Pada 27 Mei 2022 Fexa kembali mengajukan gugatan perbuatan melawan hukum ke PN Pontianak terhadap ketiga hakim dan panitera PN Pontianak yang menangani perkara wanprestasi saat itu. Di mana gugatan tersebut saat ini sudah sampai tingkat kasasi di MA.
“Sampai saat ini masih menunggu putusannya,” ucapnya.
Namun pada 22 Juni 2023, Fexa malah menerima surat pemberitahuan sita eksekusi dari PN Pontianak, yang dilaksanakan pada Rabu 5 Juli 2023. Dua hari sebelum pelaksanaan eksekusi, dirinya mengajukan gugatan bantahan eksekusi ke PN Pontianak. Dimana gugatan tersebut sampai dengan sekarang masih berlangsung.
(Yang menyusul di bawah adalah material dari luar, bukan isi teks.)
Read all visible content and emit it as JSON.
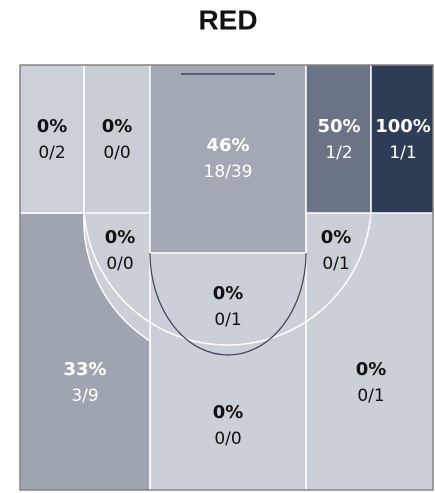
{
  "title": "RED",
  "zones": [
    {
      "pct": "0%",
      "shots": "0/2"
    },
    {
      "pct": "0%",
      "shots": "0/0"
    },
    {
      "pct": "46%",
      "shots": "18/39"
    },
    {
      "pct": "50%",
      "shots": "1/2"
    },
    {
      "pct": "100%",
      "shots": "1/1"
    },
    {
      "pct": "0%",
      "shots": "0/0"
    },
    {
      "pct": "0%",
      "shots": "0/1"
    },
    {
      "pct": "0%",
      "shots": "0/1"
    },
    {
      "pct": "33%",
      "shots": "3/9"
    },
    {
      "pct": "0%",
      "shots": "0/1"
    },
    {
      "pct": "0%",
      "shots": "0/0"
    }
  ]
}
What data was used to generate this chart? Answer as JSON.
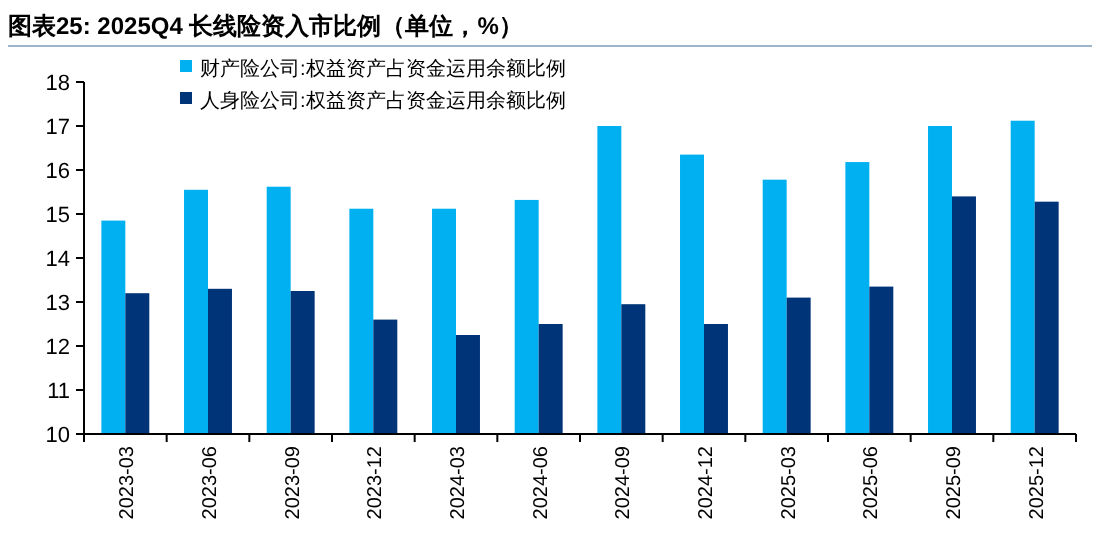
{
  "chart_data": {
    "type": "bar",
    "title": "图表25:  2025Q4 长线险资入市比例（单位，%）",
    "categories": [
      "2023-03",
      "2023-06",
      "2023-09",
      "2023-12",
      "2024-03",
      "2024-06",
      "2024-09",
      "2024-12",
      "2025-03",
      "2025-06",
      "2025-09",
      "2025-12"
    ],
    "series": [
      {
        "name": "财产险公司:权益资产占资金运用余额比例",
        "color": "#00b0f0",
        "values": [
          14.85,
          15.55,
          15.62,
          15.12,
          15.12,
          15.32,
          17.0,
          16.35,
          15.78,
          16.18,
          17.0,
          17.12
        ]
      },
      {
        "name": "人身险公司:权益资产占资金运用余额比例",
        "color": "#003478",
        "values": [
          13.2,
          13.3,
          13.25,
          12.6,
          12.25,
          12.5,
          12.95,
          12.5,
          13.1,
          13.35,
          15.4,
          15.28
        ]
      }
    ],
    "ylim": [
      10,
      18
    ],
    "yticks": [
      10,
      11,
      12,
      13,
      14,
      15,
      16,
      17,
      18
    ],
    "grid": false,
    "legend": "top left"
  }
}
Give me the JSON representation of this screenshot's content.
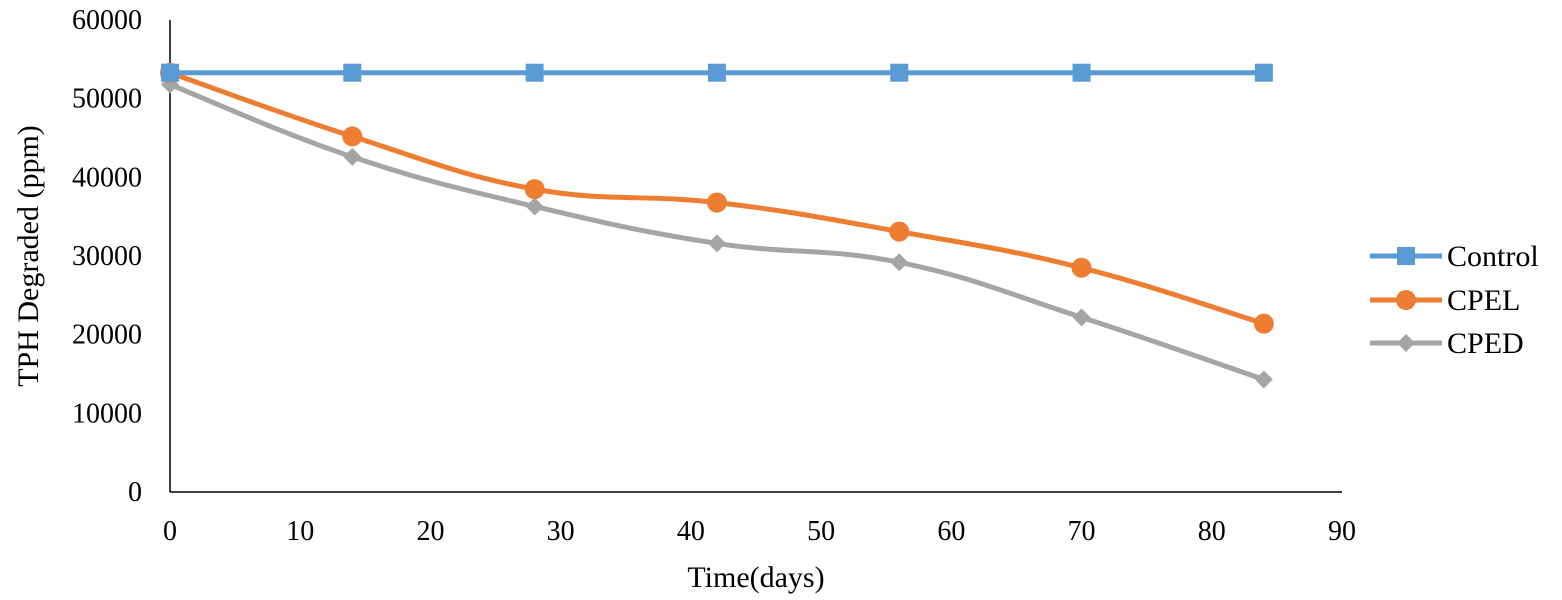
{
  "chart_data": {
    "type": "line",
    "title": "",
    "xlabel": "Time(days)",
    "ylabel": "TPH Degraded (ppm)",
    "xlim": [
      0,
      90
    ],
    "ylim": [
      0,
      60000
    ],
    "x_ticks": [
      0,
      10,
      20,
      30,
      40,
      50,
      60,
      70,
      80,
      90
    ],
    "y_ticks": [
      0,
      10000,
      20000,
      30000,
      40000,
      50000,
      60000
    ],
    "x_tick_labels": [
      "0",
      "10",
      "20",
      "30",
      "40",
      "50",
      "60",
      "70",
      "80",
      "90"
    ],
    "y_tick_labels": [
      "0",
      "10000",
      "20000",
      "30000",
      "40000",
      "50000",
      "60000"
    ],
    "grid": false,
    "legend_position": "right",
    "x": [
      0,
      14,
      28,
      42,
      56,
      70,
      84
    ],
    "series": [
      {
        "name": "Control",
        "values": [
          53300,
          53300,
          53300,
          53300,
          53300,
          53300,
          53300
        ],
        "color": "#5B9BD5",
        "marker": "square",
        "smooth": false
      },
      {
        "name": "CPEL",
        "values": [
          53300,
          45200,
          38500,
          36800,
          33100,
          28500,
          21400
        ],
        "color": "#ED7D31",
        "marker": "circle",
        "smooth": true
      },
      {
        "name": "CPED",
        "values": [
          51800,
          42600,
          36300,
          31600,
          29200,
          22200,
          14300
        ],
        "color": "#A5A5A5",
        "marker": "diamond",
        "smooth": true
      }
    ]
  }
}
“Namun saat proses hukum masih berlangsung, PN Pontianak malah mengeluarkan surat sita eksekusi kepada PN Mempawah untuk melaksanakan eksekusi objek perkara,” jelasnya.
Fexa kemudian menggugat surat sita eksekusi yang diterbitkan PN Pontianak ke Pengadilan Tata Usaha Negara Pontianak. Namun kembali kandas karena Hakim PTUN Pontianak menolak gugatan tersebut.
Fexa menyampaikan dirinya akan terus berjuang sampai kapan pun untuk merebut kembali hak-haknya yang sudah dirampas.
“Uang tidak pernah dibayarkan, lahan 20 hektar lebih beserta bangunan yang berdiri di atasnya dirampas oleh orang yang tidak berhak memilikinya,” tutupnya.